The extra features, oddly enough, are much greater endorsements of Tori’s smarts than her scripted show. During the interviews section and the episode commentaries, Spelling is even more self-deprecating than her TV equivalent, and exhibits a sly wit the show barely evinces. In discussing the show’s advertising campaign during “Behind the Scenes,” Tori says she requested the eyes only billboard shots: “I couldn’t imagine my entire face up on a huge billboard. That would be frightening.” She discusses living next door to Farrah with the admiration and sarcasm of someone who understands the experience as equally cool and weird. And, in the commentary for the third episode, titled “Street”, Tori hints at some backstage shenanigans that suggest we’ll never quite see the “real” Tori. Turns out that Spelling is so in control of her image and herself to know what will impress on screen and what’s best to keep to herself. It’s warts and all, but selected warts, the laughable ones.

Spelling also appears to know that, try as she might to build a serious acting career, her legend is overwhelming. “It took me years to [get to this] place, years of people laughing at me, the remarks, the tabloids, the snickers from people. It took me years to come to a place where it all of a sudden just switched in my head.” The switch meant she finally gave up trying to prove she wasn’t so horrible as the tabloids wrote. She says she realized just why her career was stalling: no one, she admits, could believe Tori Spelling as the Mary Tyler Moore figure she played in sitcom pilots and TV movies. “People could see that you are struggling,” she says, “and see that it was funny, and that you’re funny. But they can’t get past you being Tori Spelling. I thought if they can’t get past that then I won’t get past that. Let’s just put me up there.”

It makes sense. So NoTORIous was part of a trend in comebacks sand confessions. Entourage, for example, makes cool people out of buttheads way more egocentric than Ms Spelling; Kirstie Alley’s Fat Actress exploited her life a tubby washout. Other series — The Comeback, Extras, and Curb Your Enthusiasm — found humor in exploiting the frailties of the creative and privileged. Just as Spelling has been washed up long enough to be cool again, generic sitcoms are just passé enough to be laughed at, too. Tori shouts at a Scientologist-type boyfriend who wants her to cleanse herself and “find her place,” “I don’t need to be relevant, I’m Tori Spelling!” But the joke’s on her — at this point in time, she couldn’t be more relevant.

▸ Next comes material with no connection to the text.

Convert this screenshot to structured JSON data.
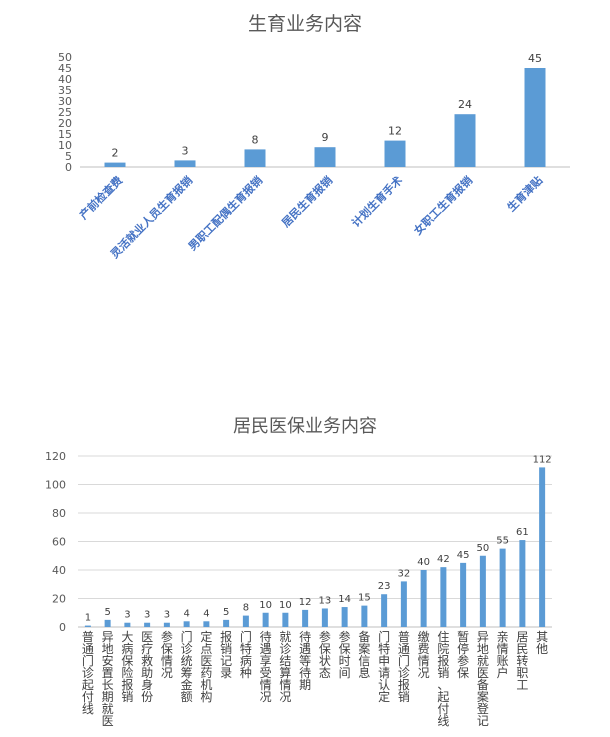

The surprise is that the show didn’t draw viewers. This is disappointing. So NoTORIous is not just the Tori-is-normal show, it’s also an insightful look at how tabloid fodder types like Spelling go about their lives, despite the lies and the photos and the vitriol. And, really, who would have thought Tori Spelling, of all people, was as funny, perceptive, and interesting? This Tori is a performance. The real Tori is clearly is much cooler. Don’t you just hate her?